Pelantikan Pengurus Wilayah Ikatan Sarjana Melayu Indonesia (PW ISMI) Sumatera Utara periode 2025-2030 di Aula Kantor Badan Pengembangan Sumber Daya Manusia Provinsi Sumatera Utara (BPSDM Provsu) menjadi momentum penting dalam memperkuat peran kaum intelektual Melayu dalam pembangunan daerah.
Ditengah hadirnya tokoh nasional, akademisi, profesional, budayawan, media dan pemimpin daerah, Datok Yan Djuna menyampaikan harapannya agar Pemerintah Provinsi Sumatera Utara (Pemprovsu) menjadikan ISMI sebagai mitra strategis dalam merumuskan berbagai kebijakan pembangunan yang berbasis kajian ilmiah, riset dan nilai-nilai budaya Melayu.
“Tahniah dan sukses atas pelantikan PW ISMI Sumut, Sabtu (25/7). ISMI merupakan organisasi besar berbasis budaya yang menghimpun para intelektual dan cendekiawan Melayu dari berbagai disiplin ilmu.
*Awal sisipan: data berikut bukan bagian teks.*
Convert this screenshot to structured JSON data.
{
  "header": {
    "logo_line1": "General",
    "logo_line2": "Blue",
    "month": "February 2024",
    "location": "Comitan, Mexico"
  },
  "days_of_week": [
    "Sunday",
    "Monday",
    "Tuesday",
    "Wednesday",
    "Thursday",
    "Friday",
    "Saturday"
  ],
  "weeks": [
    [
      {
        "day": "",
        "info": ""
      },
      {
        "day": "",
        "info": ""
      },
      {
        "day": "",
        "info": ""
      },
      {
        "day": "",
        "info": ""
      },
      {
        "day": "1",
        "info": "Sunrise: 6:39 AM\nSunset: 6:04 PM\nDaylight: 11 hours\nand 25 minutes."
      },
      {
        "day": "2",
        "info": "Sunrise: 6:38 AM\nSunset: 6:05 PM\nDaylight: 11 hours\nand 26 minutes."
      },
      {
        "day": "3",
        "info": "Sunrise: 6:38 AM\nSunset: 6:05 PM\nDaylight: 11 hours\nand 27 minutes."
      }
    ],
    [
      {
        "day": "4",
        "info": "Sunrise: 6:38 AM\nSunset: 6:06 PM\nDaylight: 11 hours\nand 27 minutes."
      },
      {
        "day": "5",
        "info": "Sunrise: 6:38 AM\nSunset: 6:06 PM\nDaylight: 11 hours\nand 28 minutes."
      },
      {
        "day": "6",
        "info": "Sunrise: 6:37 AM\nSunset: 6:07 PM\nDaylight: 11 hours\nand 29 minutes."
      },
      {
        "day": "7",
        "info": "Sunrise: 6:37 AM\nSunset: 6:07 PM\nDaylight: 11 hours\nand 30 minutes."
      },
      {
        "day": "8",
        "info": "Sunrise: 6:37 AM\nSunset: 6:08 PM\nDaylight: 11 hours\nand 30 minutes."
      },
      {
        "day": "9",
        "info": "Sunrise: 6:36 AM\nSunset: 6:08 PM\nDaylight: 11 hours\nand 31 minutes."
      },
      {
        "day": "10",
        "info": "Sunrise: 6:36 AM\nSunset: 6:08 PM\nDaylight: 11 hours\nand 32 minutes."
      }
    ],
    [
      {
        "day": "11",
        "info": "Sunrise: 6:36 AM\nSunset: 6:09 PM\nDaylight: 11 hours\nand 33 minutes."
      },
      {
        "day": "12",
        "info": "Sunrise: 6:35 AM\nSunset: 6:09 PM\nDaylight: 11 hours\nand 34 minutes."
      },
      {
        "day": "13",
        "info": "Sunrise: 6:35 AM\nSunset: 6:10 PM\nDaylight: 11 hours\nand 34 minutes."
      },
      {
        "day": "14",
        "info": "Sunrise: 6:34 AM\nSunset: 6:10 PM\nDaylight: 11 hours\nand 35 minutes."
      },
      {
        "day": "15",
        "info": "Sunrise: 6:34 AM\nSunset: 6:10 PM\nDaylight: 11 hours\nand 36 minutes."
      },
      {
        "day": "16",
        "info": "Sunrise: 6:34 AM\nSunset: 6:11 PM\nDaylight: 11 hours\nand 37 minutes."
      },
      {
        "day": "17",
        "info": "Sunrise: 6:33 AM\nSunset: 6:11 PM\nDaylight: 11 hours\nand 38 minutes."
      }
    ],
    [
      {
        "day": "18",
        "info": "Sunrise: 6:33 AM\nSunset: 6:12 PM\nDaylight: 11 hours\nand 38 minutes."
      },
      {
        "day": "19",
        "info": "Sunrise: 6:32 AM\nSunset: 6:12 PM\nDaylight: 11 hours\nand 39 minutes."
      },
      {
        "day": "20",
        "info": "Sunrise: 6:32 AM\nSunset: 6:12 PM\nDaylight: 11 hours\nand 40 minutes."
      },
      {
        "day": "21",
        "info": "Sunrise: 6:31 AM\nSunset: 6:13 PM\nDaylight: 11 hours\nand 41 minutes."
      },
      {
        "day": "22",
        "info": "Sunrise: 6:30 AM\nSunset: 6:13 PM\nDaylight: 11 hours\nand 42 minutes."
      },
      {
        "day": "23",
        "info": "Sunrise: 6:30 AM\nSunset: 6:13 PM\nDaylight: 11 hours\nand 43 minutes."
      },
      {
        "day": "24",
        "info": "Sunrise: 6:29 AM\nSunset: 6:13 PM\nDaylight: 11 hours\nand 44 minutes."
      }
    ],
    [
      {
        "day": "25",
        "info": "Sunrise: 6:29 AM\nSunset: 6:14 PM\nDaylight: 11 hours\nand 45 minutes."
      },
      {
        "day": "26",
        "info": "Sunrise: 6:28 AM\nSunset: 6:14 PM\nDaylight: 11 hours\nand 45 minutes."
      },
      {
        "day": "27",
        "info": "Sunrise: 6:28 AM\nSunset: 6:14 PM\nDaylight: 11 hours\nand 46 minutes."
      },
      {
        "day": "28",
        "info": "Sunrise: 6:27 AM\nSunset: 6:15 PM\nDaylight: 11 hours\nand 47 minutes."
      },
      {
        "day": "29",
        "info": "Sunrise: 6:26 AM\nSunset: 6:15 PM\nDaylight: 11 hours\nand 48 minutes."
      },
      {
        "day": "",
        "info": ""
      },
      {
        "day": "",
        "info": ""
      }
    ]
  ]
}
Anggotanya bukan hanya akademisi hingga level profesor, tetapi juga para praktisi dan profesional yang berkarya di berbagai perusahaan BUMN maupun swasta terkemuka,” ungkap Datok Yan Djuna dari Kerajaan Kejeruan Metar Bilad Deli.
Datok Yan Djuna yang juga tergabung dalam Tim Humas Universitas Prima Indonesia (Unpri) Medan menghadiri pelantikan PW ISMI Sumut sebagai undangan tokoh pemuda Melayu Sumut. “Karena itu, saya berpandangan Pemprovsu jangan sungkan berdampingan dengan ISMI dalam setiap penyusunan kebijakan dan program pembangunan yang membutuhkan pengkajian, riset serta masukan dari para ahli agar tepat sasaran, berkelanjutan, humanis dan tetap berketuhanan,” sambung pria yang juga penyiar RRI PRO4FM program Resam Melayu.
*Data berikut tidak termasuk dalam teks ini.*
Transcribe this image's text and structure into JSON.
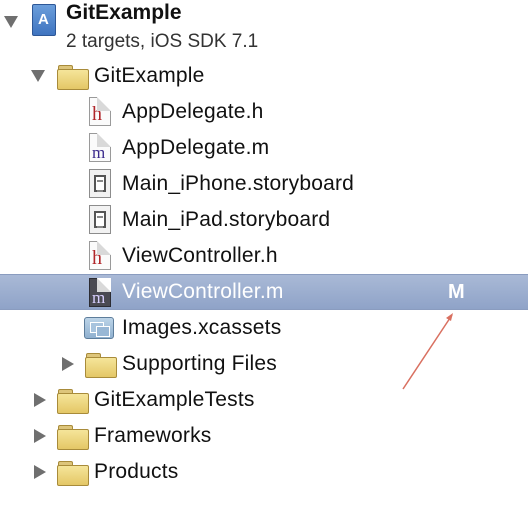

Pelantikan PW ISMI Sumut dihadiri sejumlah tokoh penting. Tampak hadir Ketua Dewan Pembina PB ISMI Tun DR H. Rahmat Shah, Kepala Badan Kesbangpol Sumut Mulyono mewakili Gubsu, Gubsu ke-17 Dr. Ir. H. Tengku Erry Nuradi, M.Si, Prof. Dr. Zainuddin, M.Pd, Assoc. Prof. Dr. H. Ismail Efendy, M.Si, Wakil Wali Kota Tanjung Balai Fadli Abdina, mantan Wali Kota Medan Abdillah AK, Syafruddin Siba, Pangeran Bedagai Tengku Ahmad Syafii, Datuq Adil Haberham, Ustadz Dr. H. Amhar Nasution, M.A., serta berbagai tokoh masyarakat dan pemuka adat Melayu lainnya.
Ketua Umum PB ISMI Nizhamul, S.E, M.M secara melantik Prof. Dr. Nispul Khoiri, M.Ag sebagai ketua PW ISMI Sumut didampingi Ismail Marzuki, S.Pd.I sebagai sekretaris dan Dr. Sri Rezeki, M.M sebagai bendahara beserta jajaran pengurus dan koordinator bidang periode 2025–2030.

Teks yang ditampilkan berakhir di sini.